The safe call operator is really handy when you have to work with nullable types. But sometimes you want to have the nullable type as a function argument which can’t be null, like this:

doSomething(foo?.bar)

this doesn’t compile, because doSomething() requires a non-null parameter, so this is my usual workaround:

foo?.bar?.let { doSomething(it) }

but this gets really annoying in the long run

So I would like to have a syntax that basically does the same as above - return null when the parameter is null or else return the value of the function invocation, maybe like this:

doSomething(foo?.bar?)

#2

I don’t know. Seems misleading, since it looks like the function call is working. If we did do something like this, I would rather it be that you add a question marker somewhere on the function call itself:

?doSomething(foo?.bar)
Or
doSomething?(foo?.bar)
Or
doSomething(foo?.bar)?

With my preference being on the first or last.

But, my true preference is to not have anything like this because null safety isn’t just supposed to help us have safe nulls, it’s supposed to help show us the pains of having null and try to find a way to avoid it.

Oh, also, you could make an extension method for bar that redirects to the original. Then you can call it like

foo?.bar?.doSomething()

#3

but sometimes an extension makes semantically no sense, sometimes it’s already an extension function for another object, sometimes nulls are unavoidable. And what if the method has multiple of these parameters?

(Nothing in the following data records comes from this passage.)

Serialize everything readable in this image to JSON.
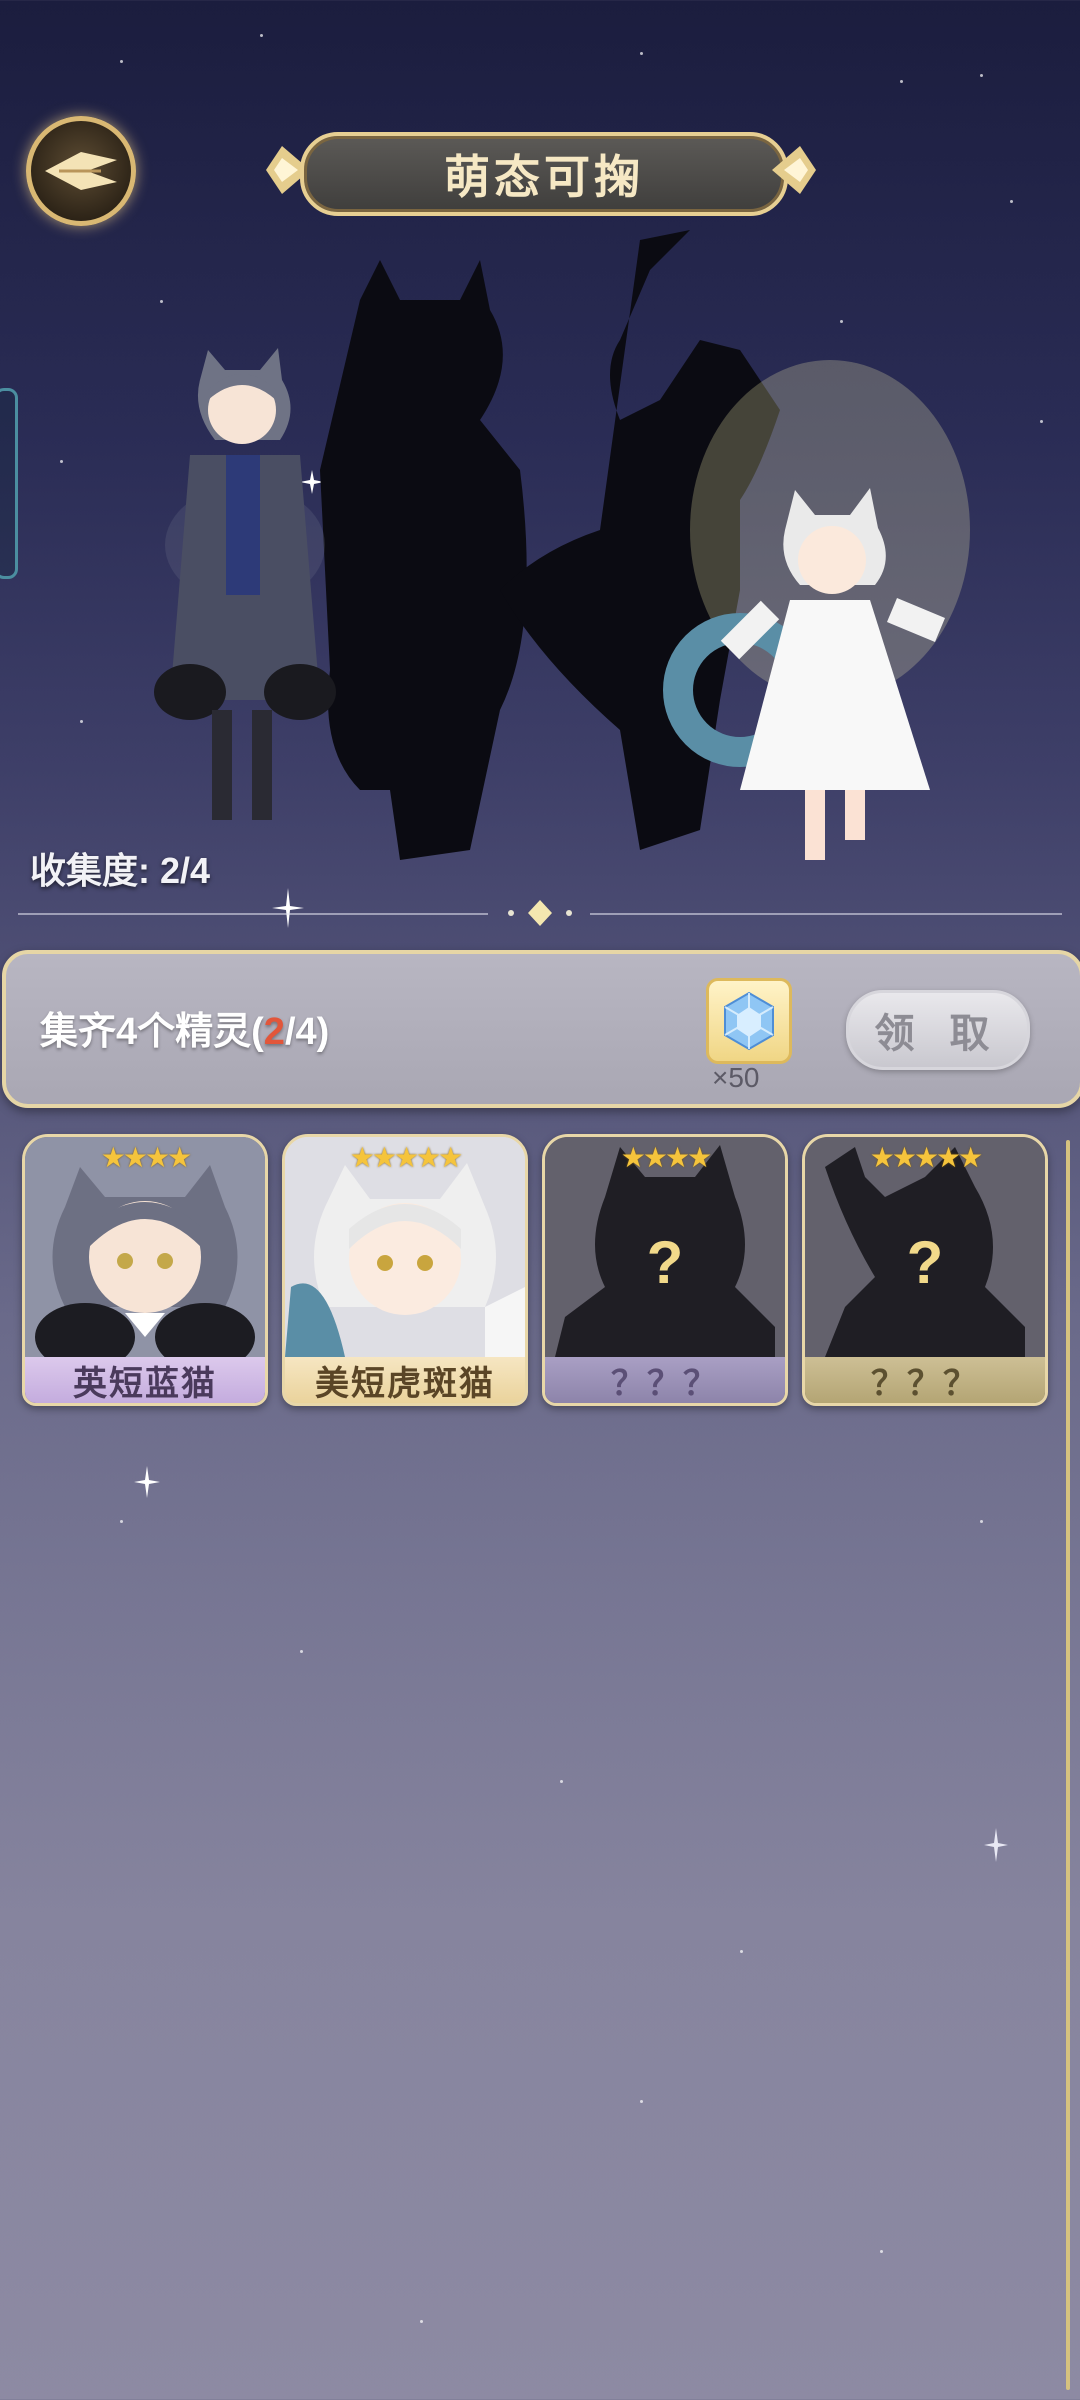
{
  "header": {
    "title": "萌态可掬"
  },
  "collection": {
    "progress_label": "收集度:",
    "progress_value": "2/4"
  },
  "reward": {
    "text_prefix": "集齐4个精灵(",
    "collected": "2",
    "text_suffix": "/4)",
    "item_icon": "crystal-gem-icon",
    "item_quantity": "×50",
    "claim_label": "领 取"
  },
  "cards": [
    {
      "name": "英短蓝猫",
      "stars": "★★★★",
      "unlocked": true,
      "style": "blue-cat"
    },
    {
      "name": "美短虎斑猫",
      "stars": "★★★★★",
      "unlocked": true,
      "style": "tabby-cat"
    },
    {
      "name": "？？？",
      "stars": "★★★★",
      "unlocked": false,
      "hint": "?"
    },
    {
      "name": "？？？",
      "stars": "★★★★★",
      "unlocked": false,
      "hint": "?"
    }
  ],
  "colors": {
    "accent_gold": "#e8d7a8",
    "highlight_red": "#e2563a",
    "name_bar_purple": "#c9b3de",
    "name_bar_gold": "#f1dcae"
  }
}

Yes I have grasped the pains of the null and try to avoid them as much as possible, but it is still a useful representation for “no value”

I do like your semantical suggestions. However, the first one would be unlikely since you could be calling the function on an (nullable) object (although that might still be possible), and the last one doesnt work because that space is reserved for further safe calls, that leaves us with the middle one as working.